Ottawa-Carleton District School Board trustees said on Friday that they want students physically in class full-time in the fall. The English Catholic board also wants the kids back five days a week. Education Minister Stephen Lecce more or less agrees. Thousands of stressed-out parents – and maybe some students, as well – are breathing loud sighs of relief.
There are miles to go before this happens, though, and a tonne of concerning questions:
• First, will the province ultimately agree? We won’t know until next month, when officials review Ontario’s overall COVID-19 patterns. Meanwhile, school boards are supposed to prepare for three scenarios: a full reopening, with enhanced safety measures; online classes only; or a blend, under which students would physically attend classes a few days a week and learn online the rest of the time.
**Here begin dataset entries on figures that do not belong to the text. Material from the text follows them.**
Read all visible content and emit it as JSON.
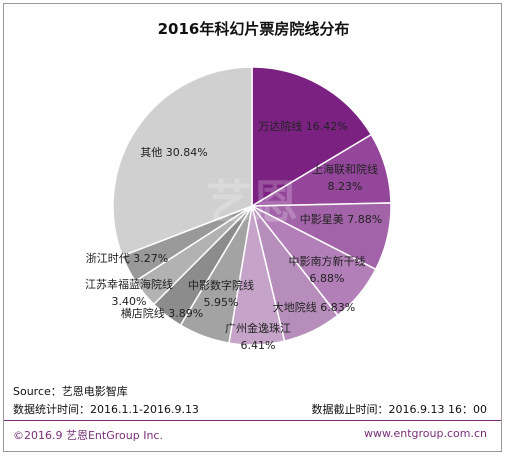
{
  "chart_data": {
    "type": "pie",
    "title": "2016年科幻片票房院线分布",
    "slices": [
      {
        "label": "万达院线",
        "value": 16.42,
        "value_text": "16.42%",
        "color": "#7b2182"
      },
      {
        "label": "上海联和院线",
        "value": 8.23,
        "value_text": "8.23%",
        "color": "#94469a"
      },
      {
        "label": "中影星美",
        "value": 7.88,
        "value_text": "7.88%",
        "color": "#a263a8"
      },
      {
        "label": "中影南方新干线",
        "value": 6.88,
        "value_text": "6.88%",
        "color": "#b37fb8"
      },
      {
        "label": "大地院线",
        "value": 6.83,
        "value_text": "6.83%",
        "color": "#b78dbc"
      },
      {
        "label": "广州金逸珠江",
        "value": 6.41,
        "value_text": "6.41%",
        "color": "#c6a4c9"
      },
      {
        "label": "中影数字院线",
        "value": 5.95,
        "value_text": "5.95%",
        "color": "#a3a3a3"
      },
      {
        "label": "横店院线",
        "value": 3.89,
        "value_text": "3.89%",
        "color": "#8c8c8c"
      },
      {
        "label": "江苏幸福蓝海院线",
        "value": 3.4,
        "value_text": "3.40%",
        "color": "#b2b2b2"
      },
      {
        "label": "浙江时代",
        "value": 3.27,
        "value_text": "3.27%",
        "color": "#999999"
      },
      {
        "label": "其他",
        "value": 30.84,
        "value_text": "30.84%",
        "color": "#d0d0d0"
      }
    ]
  },
  "footer": {
    "source": "Source：艺恩电影智库",
    "period": "数据统计时间：2016.1.1-2016.9.13",
    "cutoff": "数据截止时间：2016.9.13  16：00",
    "copyright": "©2016.9 艺恩EntGroup Inc.",
    "url": "www.entgroup.com.cn"
  }
}
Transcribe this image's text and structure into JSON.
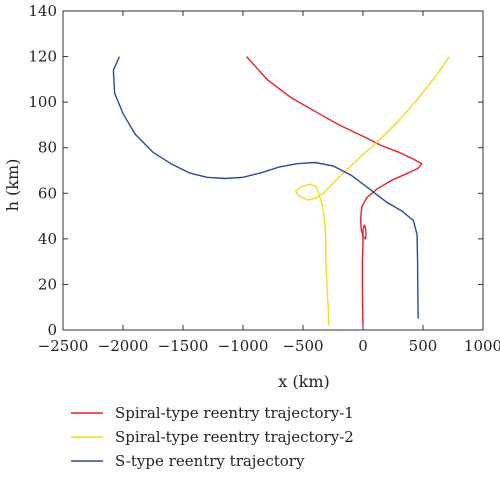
{
  "chart_data": {
    "type": "line",
    "xlabel": "x (km)",
    "ylabel": "h (km)",
    "xlim": [
      -2500,
      1000
    ],
    "ylim": [
      0,
      140
    ],
    "xticks": [
      -2500,
      -2000,
      -1500,
      -1000,
      -500,
      0,
      500,
      1000
    ],
    "yticks": [
      0,
      20,
      40,
      60,
      80,
      100,
      120,
      140
    ],
    "grid": false,
    "legend_position": "bottom",
    "series": [
      {
        "name": "Spiral-type reentry trajectory-1",
        "color": "#e8202a",
        "points": [
          [
            -970,
            120
          ],
          [
            -800,
            110
          ],
          [
            -600,
            102
          ],
          [
            -400,
            96
          ],
          [
            -200,
            90
          ],
          [
            0,
            85
          ],
          [
            150,
            81
          ],
          [
            300,
            78
          ],
          [
            420,
            75
          ],
          [
            490,
            73
          ],
          [
            460,
            71
          ],
          [
            380,
            69
          ],
          [
            250,
            66
          ],
          [
            120,
            62
          ],
          [
            30,
            58
          ],
          [
            -10,
            54
          ],
          [
            -20,
            49
          ],
          [
            -15,
            44
          ],
          [
            0,
            41
          ],
          [
            20,
            40
          ],
          [
            25,
            42
          ],
          [
            20,
            45
          ],
          [
            10,
            46
          ],
          [
            0,
            44
          ],
          [
            0,
            39
          ],
          [
            -5,
            30
          ],
          [
            -5,
            20
          ],
          [
            -3,
            10
          ],
          [
            0,
            2
          ]
        ]
      },
      {
        "name": "Spiral-type reentry trajectory-2",
        "color": "#f0dc1e",
        "points": [
          [
            720,
            120
          ],
          [
            600,
            111
          ],
          [
            450,
            101
          ],
          [
            300,
            92
          ],
          [
            150,
            84
          ],
          [
            0,
            77
          ],
          [
            -100,
            72
          ],
          [
            -220,
            66
          ],
          [
            -330,
            60
          ],
          [
            -390,
            58
          ],
          [
            -460,
            57
          ],
          [
            -540,
            59
          ],
          [
            -560,
            61
          ],
          [
            -510,
            63
          ],
          [
            -440,
            64
          ],
          [
            -390,
            63
          ],
          [
            -370,
            60
          ],
          [
            -340,
            55
          ],
          [
            -320,
            48
          ],
          [
            -310,
            40
          ],
          [
            -310,
            30
          ],
          [
            -300,
            20
          ],
          [
            -290,
            10
          ],
          [
            -285,
            2
          ]
        ]
      },
      {
        "name": "S-type reentry trajectory",
        "color": "#2e4a94",
        "points": [
          [
            -2030,
            120
          ],
          [
            -2080,
            114
          ],
          [
            -2070,
            104
          ],
          [
            -2000,
            95
          ],
          [
            -1900,
            86
          ],
          [
            -1750,
            78
          ],
          [
            -1600,
            73
          ],
          [
            -1450,
            69
          ],
          [
            -1300,
            67
          ],
          [
            -1150,
            66.5
          ],
          [
            -1000,
            67
          ],
          [
            -850,
            69
          ],
          [
            -700,
            71.5
          ],
          [
            -550,
            73
          ],
          [
            -400,
            73.5
          ],
          [
            -250,
            72
          ],
          [
            -100,
            68
          ],
          [
            50,
            62
          ],
          [
            200,
            56
          ],
          [
            330,
            52
          ],
          [
            420,
            48
          ],
          [
            450,
            42
          ],
          [
            455,
            30
          ],
          [
            457,
            18
          ],
          [
            460,
            5
          ]
        ]
      }
    ]
  }
}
That blended model is logistically nightmarish.
• Can the province, and local boards, actually fund a full-time return with proper safety measures? In-class learning in the COVID-era means physical distancing for students, enhanced cleaning processes at schools, and extra protections for teachers, classroom assistants and other staff. Who’s paying? Will the inequities that already exist between local schools on such things as fundraising lead to serious health risks in some institutions but not in others?
• What happens if a child in the class get sick? Will the entire cohort have to self-isolate for 14 days, leading to more disruption than if they’d been at home in the first place?
• What is the anticipated risk to other demographic groups from having students gather indoors for hours each day, five days a week? The virus does most damage to the elderly, frail and immune-compromised. Racialized groups appear harder hit than whites. Students physically in schools, with a higher chance of exposure to the disease, may inflict added health costs on others. How do we balance these risks?
• If grade 12 students can attend school full-time, why not college and university students? They understand physical distancing norms, and they are paying large sums to attend fall courses that are (currently) online only. Should Ottawa Public Health endorse a return to class for them?
Everyone is rightly concerned about children’s mental health if they are not in school, and the toll on their families. Good. But we must also learn as much as possible about the full price of reopening school doors – both monetary and health-wise – for all.